Frances Kinloch, a sex and relationship therapist in Victoria, has seen other couples who fit this mould: not dissatisfied, but not deeply satisfied, either. “They don’t want to break up – they think very highly of each other – they just know something is missing.” It often boils down to wanting more of certain things: more fun, more conversation, more intimacy. And how can therapy make this happen? “The decision to do couples therapy is in itself an act of intimacy,” Kinloch says, adding that “therapy allows couples to hold space for their differences in a safe environment. Most of us don’t get a lot of moments like that in our lives.” 

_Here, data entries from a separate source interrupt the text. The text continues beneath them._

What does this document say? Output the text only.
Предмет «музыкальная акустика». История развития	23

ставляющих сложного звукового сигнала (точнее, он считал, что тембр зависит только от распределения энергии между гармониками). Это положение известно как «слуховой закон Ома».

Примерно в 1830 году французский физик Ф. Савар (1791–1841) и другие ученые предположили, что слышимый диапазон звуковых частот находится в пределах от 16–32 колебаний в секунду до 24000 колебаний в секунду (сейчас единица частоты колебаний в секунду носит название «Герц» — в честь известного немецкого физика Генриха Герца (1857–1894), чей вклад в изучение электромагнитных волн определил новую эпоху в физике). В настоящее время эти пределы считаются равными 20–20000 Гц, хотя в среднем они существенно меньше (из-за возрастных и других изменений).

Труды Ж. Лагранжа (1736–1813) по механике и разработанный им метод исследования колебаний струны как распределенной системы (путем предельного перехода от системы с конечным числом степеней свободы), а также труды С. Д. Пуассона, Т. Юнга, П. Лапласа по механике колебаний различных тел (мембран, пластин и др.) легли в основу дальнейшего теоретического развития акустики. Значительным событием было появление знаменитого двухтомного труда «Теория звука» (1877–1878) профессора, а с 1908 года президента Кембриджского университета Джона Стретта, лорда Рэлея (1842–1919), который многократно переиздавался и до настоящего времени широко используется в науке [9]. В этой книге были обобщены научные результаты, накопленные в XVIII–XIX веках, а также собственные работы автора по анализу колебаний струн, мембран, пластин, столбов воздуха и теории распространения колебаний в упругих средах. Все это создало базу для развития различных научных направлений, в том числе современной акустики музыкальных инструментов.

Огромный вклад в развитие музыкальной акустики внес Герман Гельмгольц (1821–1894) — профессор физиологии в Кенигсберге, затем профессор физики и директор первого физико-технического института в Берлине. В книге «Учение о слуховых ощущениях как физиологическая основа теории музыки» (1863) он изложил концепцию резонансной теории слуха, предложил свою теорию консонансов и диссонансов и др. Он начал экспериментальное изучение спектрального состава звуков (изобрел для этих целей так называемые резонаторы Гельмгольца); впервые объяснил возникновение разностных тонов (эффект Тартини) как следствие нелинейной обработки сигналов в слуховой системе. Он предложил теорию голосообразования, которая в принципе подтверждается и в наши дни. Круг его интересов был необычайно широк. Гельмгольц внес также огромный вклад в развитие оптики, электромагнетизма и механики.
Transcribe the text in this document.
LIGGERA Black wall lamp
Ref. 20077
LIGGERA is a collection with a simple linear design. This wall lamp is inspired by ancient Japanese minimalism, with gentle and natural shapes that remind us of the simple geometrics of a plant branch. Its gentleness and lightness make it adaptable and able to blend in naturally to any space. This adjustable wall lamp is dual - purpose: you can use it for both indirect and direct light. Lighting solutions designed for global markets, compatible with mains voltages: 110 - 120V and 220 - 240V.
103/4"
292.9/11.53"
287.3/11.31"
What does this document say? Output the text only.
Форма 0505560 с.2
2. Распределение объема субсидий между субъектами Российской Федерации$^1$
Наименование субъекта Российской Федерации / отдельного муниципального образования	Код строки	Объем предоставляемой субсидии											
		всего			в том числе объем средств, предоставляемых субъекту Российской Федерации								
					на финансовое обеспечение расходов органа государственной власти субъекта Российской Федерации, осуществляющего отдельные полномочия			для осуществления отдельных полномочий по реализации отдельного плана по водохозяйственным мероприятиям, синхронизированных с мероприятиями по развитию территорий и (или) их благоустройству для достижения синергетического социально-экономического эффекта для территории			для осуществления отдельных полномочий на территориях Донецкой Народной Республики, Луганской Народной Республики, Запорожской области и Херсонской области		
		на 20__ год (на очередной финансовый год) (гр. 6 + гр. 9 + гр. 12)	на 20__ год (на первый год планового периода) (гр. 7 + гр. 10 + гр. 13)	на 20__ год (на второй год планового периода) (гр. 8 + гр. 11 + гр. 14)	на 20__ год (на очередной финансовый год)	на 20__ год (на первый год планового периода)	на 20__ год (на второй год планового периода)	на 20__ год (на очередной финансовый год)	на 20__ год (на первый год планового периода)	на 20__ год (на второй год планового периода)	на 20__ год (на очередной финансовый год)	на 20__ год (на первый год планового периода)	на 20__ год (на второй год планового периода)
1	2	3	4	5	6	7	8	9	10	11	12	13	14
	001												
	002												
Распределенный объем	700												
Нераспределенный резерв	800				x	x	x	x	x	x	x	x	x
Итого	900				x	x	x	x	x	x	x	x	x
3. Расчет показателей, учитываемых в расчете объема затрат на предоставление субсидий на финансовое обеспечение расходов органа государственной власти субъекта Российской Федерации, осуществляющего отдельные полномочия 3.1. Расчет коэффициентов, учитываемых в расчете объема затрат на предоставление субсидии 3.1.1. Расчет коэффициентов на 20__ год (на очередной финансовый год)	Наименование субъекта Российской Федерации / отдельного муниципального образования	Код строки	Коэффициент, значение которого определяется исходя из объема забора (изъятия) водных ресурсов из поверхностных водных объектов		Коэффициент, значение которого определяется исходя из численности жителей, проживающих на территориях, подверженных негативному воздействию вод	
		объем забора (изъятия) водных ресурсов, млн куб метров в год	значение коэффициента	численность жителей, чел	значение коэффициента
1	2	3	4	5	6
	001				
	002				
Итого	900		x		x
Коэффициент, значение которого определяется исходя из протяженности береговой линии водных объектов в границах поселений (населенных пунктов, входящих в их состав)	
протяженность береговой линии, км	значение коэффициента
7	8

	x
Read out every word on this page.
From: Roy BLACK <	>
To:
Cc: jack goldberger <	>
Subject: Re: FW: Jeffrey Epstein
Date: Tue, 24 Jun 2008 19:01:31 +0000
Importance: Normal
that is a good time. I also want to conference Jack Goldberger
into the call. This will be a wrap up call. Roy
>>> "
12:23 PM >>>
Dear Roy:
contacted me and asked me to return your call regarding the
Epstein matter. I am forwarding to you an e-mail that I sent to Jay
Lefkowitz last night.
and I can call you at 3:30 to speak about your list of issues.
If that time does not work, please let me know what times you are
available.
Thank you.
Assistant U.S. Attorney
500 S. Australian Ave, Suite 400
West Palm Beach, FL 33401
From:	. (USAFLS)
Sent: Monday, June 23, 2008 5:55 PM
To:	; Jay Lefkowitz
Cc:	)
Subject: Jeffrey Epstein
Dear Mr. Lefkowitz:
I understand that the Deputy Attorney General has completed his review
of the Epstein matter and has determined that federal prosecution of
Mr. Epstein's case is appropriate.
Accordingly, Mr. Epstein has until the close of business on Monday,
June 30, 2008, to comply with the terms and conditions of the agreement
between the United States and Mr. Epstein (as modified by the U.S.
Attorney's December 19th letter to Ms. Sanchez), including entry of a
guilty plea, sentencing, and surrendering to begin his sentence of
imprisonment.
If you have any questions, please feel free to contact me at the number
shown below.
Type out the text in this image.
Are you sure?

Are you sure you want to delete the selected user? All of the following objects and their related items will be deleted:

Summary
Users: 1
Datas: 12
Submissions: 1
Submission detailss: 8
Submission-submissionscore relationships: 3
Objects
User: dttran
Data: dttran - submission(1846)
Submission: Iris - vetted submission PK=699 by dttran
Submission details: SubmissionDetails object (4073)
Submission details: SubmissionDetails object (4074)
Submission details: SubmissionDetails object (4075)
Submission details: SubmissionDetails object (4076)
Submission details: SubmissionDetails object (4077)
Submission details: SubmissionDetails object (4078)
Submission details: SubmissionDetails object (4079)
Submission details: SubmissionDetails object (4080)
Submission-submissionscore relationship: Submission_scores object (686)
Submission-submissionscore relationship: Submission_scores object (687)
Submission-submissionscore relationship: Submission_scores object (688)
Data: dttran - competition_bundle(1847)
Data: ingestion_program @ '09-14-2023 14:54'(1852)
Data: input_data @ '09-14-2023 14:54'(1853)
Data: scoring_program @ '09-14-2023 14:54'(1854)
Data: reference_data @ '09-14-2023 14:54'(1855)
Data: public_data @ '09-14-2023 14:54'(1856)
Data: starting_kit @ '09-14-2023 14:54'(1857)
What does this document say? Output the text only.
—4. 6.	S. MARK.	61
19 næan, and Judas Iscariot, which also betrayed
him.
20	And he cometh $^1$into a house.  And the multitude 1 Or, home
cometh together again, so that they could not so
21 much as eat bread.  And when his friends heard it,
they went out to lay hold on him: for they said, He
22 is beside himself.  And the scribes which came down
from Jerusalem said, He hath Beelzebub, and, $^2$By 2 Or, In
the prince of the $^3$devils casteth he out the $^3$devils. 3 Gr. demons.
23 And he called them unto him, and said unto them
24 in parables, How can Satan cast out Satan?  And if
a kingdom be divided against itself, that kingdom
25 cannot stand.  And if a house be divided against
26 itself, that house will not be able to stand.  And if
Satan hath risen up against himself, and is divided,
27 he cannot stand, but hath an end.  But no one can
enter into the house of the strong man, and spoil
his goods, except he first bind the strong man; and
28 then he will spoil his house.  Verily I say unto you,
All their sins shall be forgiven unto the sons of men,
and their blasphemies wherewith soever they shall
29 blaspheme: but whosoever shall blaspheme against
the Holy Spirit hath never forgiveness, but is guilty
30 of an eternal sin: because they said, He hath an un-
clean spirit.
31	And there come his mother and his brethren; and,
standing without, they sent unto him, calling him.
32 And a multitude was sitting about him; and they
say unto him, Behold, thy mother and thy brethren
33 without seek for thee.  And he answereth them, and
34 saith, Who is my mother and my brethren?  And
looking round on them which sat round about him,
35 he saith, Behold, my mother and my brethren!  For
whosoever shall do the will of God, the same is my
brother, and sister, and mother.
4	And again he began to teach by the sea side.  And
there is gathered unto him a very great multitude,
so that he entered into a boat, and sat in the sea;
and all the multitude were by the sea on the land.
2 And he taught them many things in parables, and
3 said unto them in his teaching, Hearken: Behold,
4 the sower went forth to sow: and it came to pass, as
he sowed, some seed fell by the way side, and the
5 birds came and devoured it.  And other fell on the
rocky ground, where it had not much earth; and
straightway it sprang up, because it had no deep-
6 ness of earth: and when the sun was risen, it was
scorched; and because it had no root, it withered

A safe exploration of differences is exactly what Mary Robertson, 52, hopes to get from therapy with her partner of eight years. “I’m extroverted and a bit of a drama queen,” the Montreal graphic designer says, with a laugh. “He’s the opposite. He never complains. We work really well together, but I want to make sure it doesn’t become a problem between us.” She presented couples therapy to him as “getting a tune-up, and it immediately clicked – he’s a big car person. As soon as our home renovations are done, we plan to get started.”

The right time to explore couples therapy is, well, any time. It may seem counterintuitive to consult a therapist for no good reason, but Arkansas psychologist and podcaster Dr. Margaret Rutherford, who has counselled couples for more than 25 years, encourages people to think of it as preserving the health of a relationship. “You know what they say about an ounce of prevention, and it certainly holds true for couples therapy,” Rutherford says. In her experience, “couples who come in before a destructive pattern has developed get better results than those who wait.” 

Same-sex couples may have an even easier time of it, as research from the Gottman Institute suggests they get more out of therapy – and achieve results more quickly – than their straight counterparts. 

What if your partner doesn’t share your enthusiasm for the idea? While Kinloch avoids counselling people who “totally resist therapy,” she says it’s typical for one partner to have some reservations about the process. For example, “some people are afraid the therapist will insist on excavating what happened at age three. I tell them we don’t need to go there, that exploring the here and now is valuable in itself.”

Watson, our therapist, expects exploratory therapy to become more common over the next decade. “The concept of prevention has taken off over the past 30 years, and we’re beginning to apply it to mental as well as physical health,” she notes. And as our population continues to age, “mental health in older adults is getting our attention. Thriving and growing as a couple is part of that.”

Some couples, after reaching midlife with their relationship intact, may conclude they can figure things out on their own, but Watson maintains that relationship therapy offers unique rewards in life’s later seasons. Questions she encourages older couples to explore include: What will give us purpose in the next phase of our lives? How do we want to be together? What might we want to do separately? What fears do we have about aging? And for couples with children: Who are we to each other beyond raising the kids? 

It’s never too late to ask these questions. The exercise rewarded me so much in my 60s that I look forward to doing it again when I’m 70. And maybe 80. On the other hand, Drew and I may be having too much fun in our Edinburgh flat to consider another round of therapy. I have Watson to thank for that mental image.